In this study and in a previous report from the same study site pfdhps 436F was fixed [18]. Interestingly it was not noted further east in Madhya Pradesh but even further east in Orissa, the pfdhps F436A437K540A581A613 haplotype was found in 52% of samples [34]. Furthermore, the F436A437K540A581A613 and F436G437K540A581A613 haplotypes were found in 44% and 21% of samples at the same time as 33% carried the S436A437K540A581A613 haplotypes in study from Kolkata [35]. The 436F allele is thus not uncommon in India and its frequency varies.
The evolution of SP resistance in Asia has been shown to be ordered [36]. It appears to start with two initial mutations in pfdhfr (108N and then 59R), followed by two in pfdhps 437G and then either 540E or 581G. A third mutation then accumulates in each of pfdhfr and pfdhps [12]. In Ujjain, pfdhfr 50R appears to be developing in P. falciparum that already have pfdhfr 108N59R and pfdhps 436F concurrently with development of the pfdhfr (108N and then 59R) pfdhps 436F437G haplotype at our site.
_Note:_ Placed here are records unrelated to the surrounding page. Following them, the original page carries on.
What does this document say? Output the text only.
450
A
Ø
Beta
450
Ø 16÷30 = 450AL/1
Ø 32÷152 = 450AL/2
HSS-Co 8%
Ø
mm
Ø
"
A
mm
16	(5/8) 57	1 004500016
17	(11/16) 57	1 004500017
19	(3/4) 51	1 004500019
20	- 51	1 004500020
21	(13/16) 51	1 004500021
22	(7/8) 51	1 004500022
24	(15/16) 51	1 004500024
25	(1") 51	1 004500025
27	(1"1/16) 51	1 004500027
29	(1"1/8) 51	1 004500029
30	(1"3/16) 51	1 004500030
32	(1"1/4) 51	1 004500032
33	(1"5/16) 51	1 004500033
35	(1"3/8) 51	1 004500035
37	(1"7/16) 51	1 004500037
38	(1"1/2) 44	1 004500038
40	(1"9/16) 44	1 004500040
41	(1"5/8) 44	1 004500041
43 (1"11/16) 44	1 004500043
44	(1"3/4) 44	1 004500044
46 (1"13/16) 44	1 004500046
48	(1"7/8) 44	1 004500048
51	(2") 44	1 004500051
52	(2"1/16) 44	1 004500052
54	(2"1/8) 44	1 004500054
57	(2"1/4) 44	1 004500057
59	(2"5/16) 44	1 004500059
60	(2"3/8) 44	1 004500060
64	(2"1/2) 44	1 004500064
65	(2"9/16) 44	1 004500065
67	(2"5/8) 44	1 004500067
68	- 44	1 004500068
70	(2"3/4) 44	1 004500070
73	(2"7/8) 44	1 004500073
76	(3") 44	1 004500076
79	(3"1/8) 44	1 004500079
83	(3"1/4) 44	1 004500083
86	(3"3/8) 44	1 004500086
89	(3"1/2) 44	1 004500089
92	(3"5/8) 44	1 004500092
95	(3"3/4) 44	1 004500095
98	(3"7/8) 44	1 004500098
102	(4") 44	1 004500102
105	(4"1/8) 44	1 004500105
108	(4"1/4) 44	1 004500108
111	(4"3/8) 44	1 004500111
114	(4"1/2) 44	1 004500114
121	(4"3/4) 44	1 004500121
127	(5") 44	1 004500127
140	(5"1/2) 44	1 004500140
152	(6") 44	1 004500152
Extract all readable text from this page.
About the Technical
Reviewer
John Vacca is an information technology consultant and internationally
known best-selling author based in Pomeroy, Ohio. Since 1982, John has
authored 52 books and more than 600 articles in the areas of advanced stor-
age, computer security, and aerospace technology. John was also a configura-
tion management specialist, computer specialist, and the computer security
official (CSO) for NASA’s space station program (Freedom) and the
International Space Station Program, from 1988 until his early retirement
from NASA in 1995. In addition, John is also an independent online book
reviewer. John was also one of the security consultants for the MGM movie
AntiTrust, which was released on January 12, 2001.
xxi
The numbers are small and no conclusions should be made. However, the pfdhps 436F allele has been shown to modulate sulfadoxine susceptibility [30] and was not detected in the study assessing the ordered evolution of SP resistance causing SNPs [36]. Its potential effect in the ordered accumulation of SNPs may thus be significant thought this has not been shown.
The 100% frequency of pfcrt 76T is significantly higher compared to the 96% (80/84) frequency prior to introduction of ASP (fishers exact p=0.04). Similarly, though not significantly the pfmdr1 86Y frequency increased from 16% (13/83) prior to ASP introduction to 28% in the current study. This clearly indicates that chloroquine is not a viable treatment option. The pfcrt 76T and pfmdr1 86Y alleles are linked to lower lumefantrine IC 50 values suggesting that artemether-lumefantrine is a good second-line treatment in the case of ASP failure.
Finally, the poor PCR outcome in DNA extracted from RDTs is in line with other studies indicating the difficulty of extracting sufficient DNA [37]. Optimally blood for this type of survey should, therefore, be collected by other means so as not to introduce potential bias such as not being able to analyse samples with low parasite density.